Heading for him, I wonder what he is saying, but before I can get there, the clouds part and the sun starts to shine down on me. I’m hot within seconds, and when I look up, two cardinals are sitting in the tree. My mom always said that cardinals were good luck. Is this my sign? Gooseflesh explodes over my body as I fight for breath. Am I really seeing this? Looking back at Declan, I go to call him, but he moves to my dad’s grave, putting his hand on his tombstone as he starts to speak.

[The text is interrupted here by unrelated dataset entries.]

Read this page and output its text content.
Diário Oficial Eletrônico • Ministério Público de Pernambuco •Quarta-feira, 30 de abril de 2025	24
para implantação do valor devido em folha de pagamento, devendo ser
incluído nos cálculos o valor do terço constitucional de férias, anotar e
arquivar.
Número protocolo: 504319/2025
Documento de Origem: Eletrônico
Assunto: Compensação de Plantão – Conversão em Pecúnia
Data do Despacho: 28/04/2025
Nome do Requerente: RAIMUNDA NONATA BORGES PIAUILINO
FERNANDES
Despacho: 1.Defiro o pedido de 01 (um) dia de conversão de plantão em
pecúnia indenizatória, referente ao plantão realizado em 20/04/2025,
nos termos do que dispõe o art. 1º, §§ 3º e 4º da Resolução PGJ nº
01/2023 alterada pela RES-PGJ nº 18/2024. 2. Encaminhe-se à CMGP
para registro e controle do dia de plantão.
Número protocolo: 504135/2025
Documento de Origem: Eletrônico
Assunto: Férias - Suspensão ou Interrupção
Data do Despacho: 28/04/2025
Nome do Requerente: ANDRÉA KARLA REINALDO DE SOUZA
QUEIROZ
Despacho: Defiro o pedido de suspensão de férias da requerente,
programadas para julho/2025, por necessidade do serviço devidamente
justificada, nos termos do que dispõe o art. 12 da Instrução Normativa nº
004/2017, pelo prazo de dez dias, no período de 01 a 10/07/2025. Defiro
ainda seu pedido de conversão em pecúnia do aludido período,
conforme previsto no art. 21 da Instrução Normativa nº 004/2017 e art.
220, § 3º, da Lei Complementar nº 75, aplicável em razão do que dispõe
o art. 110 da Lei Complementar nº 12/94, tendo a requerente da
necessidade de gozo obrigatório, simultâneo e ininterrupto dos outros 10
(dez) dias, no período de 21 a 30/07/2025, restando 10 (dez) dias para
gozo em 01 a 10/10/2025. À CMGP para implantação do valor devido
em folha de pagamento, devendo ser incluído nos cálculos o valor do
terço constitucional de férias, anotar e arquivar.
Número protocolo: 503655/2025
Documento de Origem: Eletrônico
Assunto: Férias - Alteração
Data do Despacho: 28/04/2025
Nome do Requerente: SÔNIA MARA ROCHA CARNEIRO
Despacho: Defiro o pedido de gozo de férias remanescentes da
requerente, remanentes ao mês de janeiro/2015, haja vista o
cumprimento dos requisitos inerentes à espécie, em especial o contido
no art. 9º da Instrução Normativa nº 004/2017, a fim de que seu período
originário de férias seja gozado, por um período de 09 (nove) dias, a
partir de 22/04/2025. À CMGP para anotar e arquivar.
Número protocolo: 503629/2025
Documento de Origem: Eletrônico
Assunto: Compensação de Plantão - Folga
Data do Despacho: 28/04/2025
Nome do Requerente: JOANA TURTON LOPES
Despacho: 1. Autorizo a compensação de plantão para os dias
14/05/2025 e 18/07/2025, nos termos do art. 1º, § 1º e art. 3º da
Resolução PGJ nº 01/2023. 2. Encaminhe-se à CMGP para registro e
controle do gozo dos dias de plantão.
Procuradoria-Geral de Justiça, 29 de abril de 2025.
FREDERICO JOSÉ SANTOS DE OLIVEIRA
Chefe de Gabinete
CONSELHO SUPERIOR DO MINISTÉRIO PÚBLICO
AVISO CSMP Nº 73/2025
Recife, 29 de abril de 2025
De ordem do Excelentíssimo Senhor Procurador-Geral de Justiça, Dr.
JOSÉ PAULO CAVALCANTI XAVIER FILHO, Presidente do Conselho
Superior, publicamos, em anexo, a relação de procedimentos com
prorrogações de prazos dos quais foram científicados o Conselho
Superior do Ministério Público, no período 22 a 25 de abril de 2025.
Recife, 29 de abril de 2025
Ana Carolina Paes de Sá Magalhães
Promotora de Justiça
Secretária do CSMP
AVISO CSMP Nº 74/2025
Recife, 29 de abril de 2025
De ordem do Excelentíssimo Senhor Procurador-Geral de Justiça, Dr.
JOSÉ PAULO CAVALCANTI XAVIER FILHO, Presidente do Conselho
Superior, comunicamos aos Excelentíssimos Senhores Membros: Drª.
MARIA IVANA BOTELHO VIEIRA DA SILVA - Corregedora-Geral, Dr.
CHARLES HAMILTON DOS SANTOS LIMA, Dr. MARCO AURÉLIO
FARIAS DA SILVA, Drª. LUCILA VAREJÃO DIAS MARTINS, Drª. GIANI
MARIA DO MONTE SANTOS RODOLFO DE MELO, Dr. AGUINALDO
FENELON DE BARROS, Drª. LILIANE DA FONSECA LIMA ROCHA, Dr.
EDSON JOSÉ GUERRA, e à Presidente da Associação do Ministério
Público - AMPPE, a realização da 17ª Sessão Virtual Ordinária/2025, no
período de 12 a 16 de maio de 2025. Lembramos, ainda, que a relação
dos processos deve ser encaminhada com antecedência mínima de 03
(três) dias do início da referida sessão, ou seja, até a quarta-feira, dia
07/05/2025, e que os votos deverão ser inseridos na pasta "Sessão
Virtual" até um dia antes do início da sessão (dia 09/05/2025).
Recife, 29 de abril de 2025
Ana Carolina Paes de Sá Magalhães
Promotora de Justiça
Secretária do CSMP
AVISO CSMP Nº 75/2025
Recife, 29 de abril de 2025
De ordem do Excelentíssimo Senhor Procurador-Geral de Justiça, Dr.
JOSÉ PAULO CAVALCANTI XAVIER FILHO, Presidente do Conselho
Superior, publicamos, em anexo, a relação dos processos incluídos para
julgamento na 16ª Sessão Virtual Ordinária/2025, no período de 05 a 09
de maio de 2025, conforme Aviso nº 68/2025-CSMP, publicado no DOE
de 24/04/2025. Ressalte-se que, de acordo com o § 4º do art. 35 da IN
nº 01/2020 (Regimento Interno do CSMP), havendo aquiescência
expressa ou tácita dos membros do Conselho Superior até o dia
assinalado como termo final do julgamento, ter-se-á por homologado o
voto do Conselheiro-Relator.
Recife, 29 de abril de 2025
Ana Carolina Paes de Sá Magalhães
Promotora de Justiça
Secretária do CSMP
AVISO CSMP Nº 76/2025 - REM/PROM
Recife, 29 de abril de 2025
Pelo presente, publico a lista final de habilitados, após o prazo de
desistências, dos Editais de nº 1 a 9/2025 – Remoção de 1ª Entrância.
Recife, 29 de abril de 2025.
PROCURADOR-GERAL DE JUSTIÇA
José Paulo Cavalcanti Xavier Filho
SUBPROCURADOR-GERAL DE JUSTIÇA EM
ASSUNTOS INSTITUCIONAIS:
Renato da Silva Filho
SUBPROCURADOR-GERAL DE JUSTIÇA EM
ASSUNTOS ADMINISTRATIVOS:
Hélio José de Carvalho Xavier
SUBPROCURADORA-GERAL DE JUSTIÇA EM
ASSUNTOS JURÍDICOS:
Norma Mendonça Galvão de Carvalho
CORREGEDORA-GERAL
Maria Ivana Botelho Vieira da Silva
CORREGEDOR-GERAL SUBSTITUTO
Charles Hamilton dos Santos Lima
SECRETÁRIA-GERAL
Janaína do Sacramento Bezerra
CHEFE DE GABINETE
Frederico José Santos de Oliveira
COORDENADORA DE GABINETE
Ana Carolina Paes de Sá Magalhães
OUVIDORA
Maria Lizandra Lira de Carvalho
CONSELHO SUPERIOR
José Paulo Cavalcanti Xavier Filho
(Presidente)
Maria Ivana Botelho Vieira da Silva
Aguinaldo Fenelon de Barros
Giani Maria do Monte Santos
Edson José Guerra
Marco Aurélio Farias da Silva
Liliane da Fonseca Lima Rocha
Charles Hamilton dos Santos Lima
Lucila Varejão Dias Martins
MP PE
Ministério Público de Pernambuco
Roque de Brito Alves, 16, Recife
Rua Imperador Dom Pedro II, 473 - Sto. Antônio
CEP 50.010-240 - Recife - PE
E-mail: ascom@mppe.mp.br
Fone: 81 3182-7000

“I’m not worthy of her, not in the least, but I’ll love her. With everything inside me. I’ll care for her, make sure she’s never unhappy. When she wants to see yous two, I’ll bring her. I don’t know how I got lucky enough to meet her and then to fall in love with her, but I have and don’t plan on ever letting her go. I’ll do anything and everything to protect, provide, and love her for the rest of my life.” I cover my mouth with my hand as the two birds fly overhead, leaving me alone as I close my eyes, my tears rushing down my face. “I brought ya an O’Callaghan pin too. Everyone who joins our family gets one. Yous may not be here physically, but yer here in her heart, in my heart, and I promise to always keep yer memory alive, along with Amberlyn. Our wee little ones will know their grandda and grandma. And the wee ones after that. Yous will worry for her, I understand that, but ya have my word, as a man, I’m gonna love her and make her proud to be my wife.”

“I’m already proud,” I finally say, and he turns to look at me, a grin on his face.

“C’mere, love. Let’s sit a bit, yeah?”

Coming to him, I drop down into his lap as he wraps his arms around my waist, kissing my jaw. Leaning forward, I set the picture of him and me on my mom’s stone and then the one of my aunt’s family on my dad’s. Leaning my head against his shoulder, a calm falls over me like the sun, warming Declan and me as we sit in contented silence.

“I saw you talking to my mom. What did you say?”

He smiles in my hair as he kisses my temple. “It’s a secret.”

I smile moving my nose along his jaw. “Tell me.”

“Ah, can’t say no to ya, can I?”

I flash him a grin and he holds my face. “I asked her to help ya. To give ya a sense of peace, if she could. I know her not being here hurts ya, my love. Since I can’t fix it, maybe up there, she can figure out a way to help, ya know?”

My lip wobbles as my throat burns with a sob and I nod. As much as I would love that, I also don’t want it to happen. I like the pain; it reminds me of what I’ve lost and to always cherish the life I have. To live it to the fullest and the greatest I can. To do that, I know I need Declan in my life. I have to let go of this fear that has me thinking he is going to change me.

No one can change me but me.

And Declan wouldn’t do that anyway.

He loves me.

He just told my mom and dad that.

We leave the following day with everything that I wanted to bring home on its way. I also left with a pretty check for my family home. It was hard when my uncle handed it to me, but seeing him with his arm around his new wife and their child growing in her belly, I felt that my home was going to be filled with love the way it had been before. That my parents’ memory would still live on. At least I hope so.